Back in 2010, AT&T eliminated the company’s unlimited data plans and began offering users only plans with usage caps and overage fees. While AT&T did “grandfather” existing unlimited wireless users at the time, it has been waging a not-so-subtle war on those users ever since in the attempt to get them to switch to more expensive plans. That has included at one point blocking video services from working unless users switched to metered plans (one of several examples worth remembering the next time someone tells you net neutrality is a “solution in search of a problem”).
AT&T also switched some unlimited users to its metered plans without user consent, something the carrier received a whopping $700,000 FCC fine for in 2012. But the telco’s primary weapon against these users has been to throttle these users to speeds of 128 to 528 kilobytes per second should they use more than a few gigabytes of data in the hopes they’d switch to metered but unthrottled plans. AT&T was sued for the practice by the FTC in October of last year, the agency claiming AT&T violated the FTC Act by changing the terms of customers’ unlimited data plans while those customers were still under contract, and by “failing to adequately disclose the nature of the throttling program to consumers who renewed their unlimited data plans.”

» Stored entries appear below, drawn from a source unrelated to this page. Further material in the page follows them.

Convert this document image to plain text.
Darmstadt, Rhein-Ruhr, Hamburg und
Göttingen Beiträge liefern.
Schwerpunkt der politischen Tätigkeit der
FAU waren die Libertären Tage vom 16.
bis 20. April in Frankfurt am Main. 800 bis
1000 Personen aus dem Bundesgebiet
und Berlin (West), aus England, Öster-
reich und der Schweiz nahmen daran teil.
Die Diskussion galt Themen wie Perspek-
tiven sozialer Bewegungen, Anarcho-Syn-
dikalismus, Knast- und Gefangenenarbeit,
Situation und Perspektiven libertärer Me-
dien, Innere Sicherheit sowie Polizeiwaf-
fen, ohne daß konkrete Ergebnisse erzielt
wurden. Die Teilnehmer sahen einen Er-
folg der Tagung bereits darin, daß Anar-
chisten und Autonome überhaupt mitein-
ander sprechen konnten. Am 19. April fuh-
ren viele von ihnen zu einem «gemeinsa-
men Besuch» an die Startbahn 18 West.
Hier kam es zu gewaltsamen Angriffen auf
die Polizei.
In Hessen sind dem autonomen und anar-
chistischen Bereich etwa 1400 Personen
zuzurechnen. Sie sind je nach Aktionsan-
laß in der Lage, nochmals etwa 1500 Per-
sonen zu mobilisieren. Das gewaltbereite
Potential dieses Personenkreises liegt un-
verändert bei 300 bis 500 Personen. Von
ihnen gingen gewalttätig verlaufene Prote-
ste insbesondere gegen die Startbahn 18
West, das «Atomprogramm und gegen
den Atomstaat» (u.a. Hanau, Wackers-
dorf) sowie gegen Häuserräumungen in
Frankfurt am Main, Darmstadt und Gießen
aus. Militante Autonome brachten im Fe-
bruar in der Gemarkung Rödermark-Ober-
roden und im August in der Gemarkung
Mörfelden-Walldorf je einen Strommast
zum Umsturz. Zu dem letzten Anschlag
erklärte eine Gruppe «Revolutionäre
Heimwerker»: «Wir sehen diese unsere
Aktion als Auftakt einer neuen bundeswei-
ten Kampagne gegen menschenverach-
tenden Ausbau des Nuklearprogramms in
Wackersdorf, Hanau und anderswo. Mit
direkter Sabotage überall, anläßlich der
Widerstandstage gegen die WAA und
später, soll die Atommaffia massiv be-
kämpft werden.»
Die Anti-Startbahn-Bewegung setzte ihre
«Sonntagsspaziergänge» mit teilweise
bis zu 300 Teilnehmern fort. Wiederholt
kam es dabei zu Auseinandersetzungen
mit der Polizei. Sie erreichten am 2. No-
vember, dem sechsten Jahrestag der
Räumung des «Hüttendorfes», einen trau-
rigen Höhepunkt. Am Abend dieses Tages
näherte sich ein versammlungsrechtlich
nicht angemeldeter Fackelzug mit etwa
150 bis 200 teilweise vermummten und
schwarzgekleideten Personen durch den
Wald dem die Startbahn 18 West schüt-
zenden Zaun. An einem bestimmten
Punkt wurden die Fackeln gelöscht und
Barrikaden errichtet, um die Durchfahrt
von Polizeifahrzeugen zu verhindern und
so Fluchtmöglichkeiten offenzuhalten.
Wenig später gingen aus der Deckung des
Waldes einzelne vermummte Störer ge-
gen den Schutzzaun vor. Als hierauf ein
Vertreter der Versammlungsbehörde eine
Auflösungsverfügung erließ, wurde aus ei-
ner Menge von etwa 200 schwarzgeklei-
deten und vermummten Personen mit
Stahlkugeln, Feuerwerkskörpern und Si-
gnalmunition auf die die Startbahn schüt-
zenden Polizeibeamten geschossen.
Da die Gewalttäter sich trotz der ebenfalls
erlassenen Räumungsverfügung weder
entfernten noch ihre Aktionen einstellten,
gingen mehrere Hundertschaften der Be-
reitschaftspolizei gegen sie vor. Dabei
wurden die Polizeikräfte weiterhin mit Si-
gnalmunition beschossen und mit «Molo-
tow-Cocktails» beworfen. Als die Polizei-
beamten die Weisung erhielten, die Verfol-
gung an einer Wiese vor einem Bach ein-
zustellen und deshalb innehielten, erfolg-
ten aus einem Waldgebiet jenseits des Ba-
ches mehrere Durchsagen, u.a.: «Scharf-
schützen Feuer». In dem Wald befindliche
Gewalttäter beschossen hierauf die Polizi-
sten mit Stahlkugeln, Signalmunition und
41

As we noted previously, AT&T tried a rather amusing defense to try and tap dance away from the lawsuit. It claimed that because the FCC was now classifying ISPs as common carriers under Title II, the FTC no longer had the authority to police AT&T actions under the FTC Act. In other words, AT&T hates Title II — except when it allows them to skirt lawsuits for bad behavior. In a twenty-three page ruling (pdf), Judge Edward Chen says the law is “unambiguously clear” that only AT&T wireless voice, not wireless data, was classified as common carrier when the lawsuit was filed last fall:
“Contrary to what AT&T argues, the common carrier exception applies only where the entity has the status of common carrier and is actually engaging in common carrier activity.”
In other words, no, AT&T can’t have its cake (claim to loathe Title II with every shred of its being) and eat it too (run to Title II and common carrier protections when it suits it).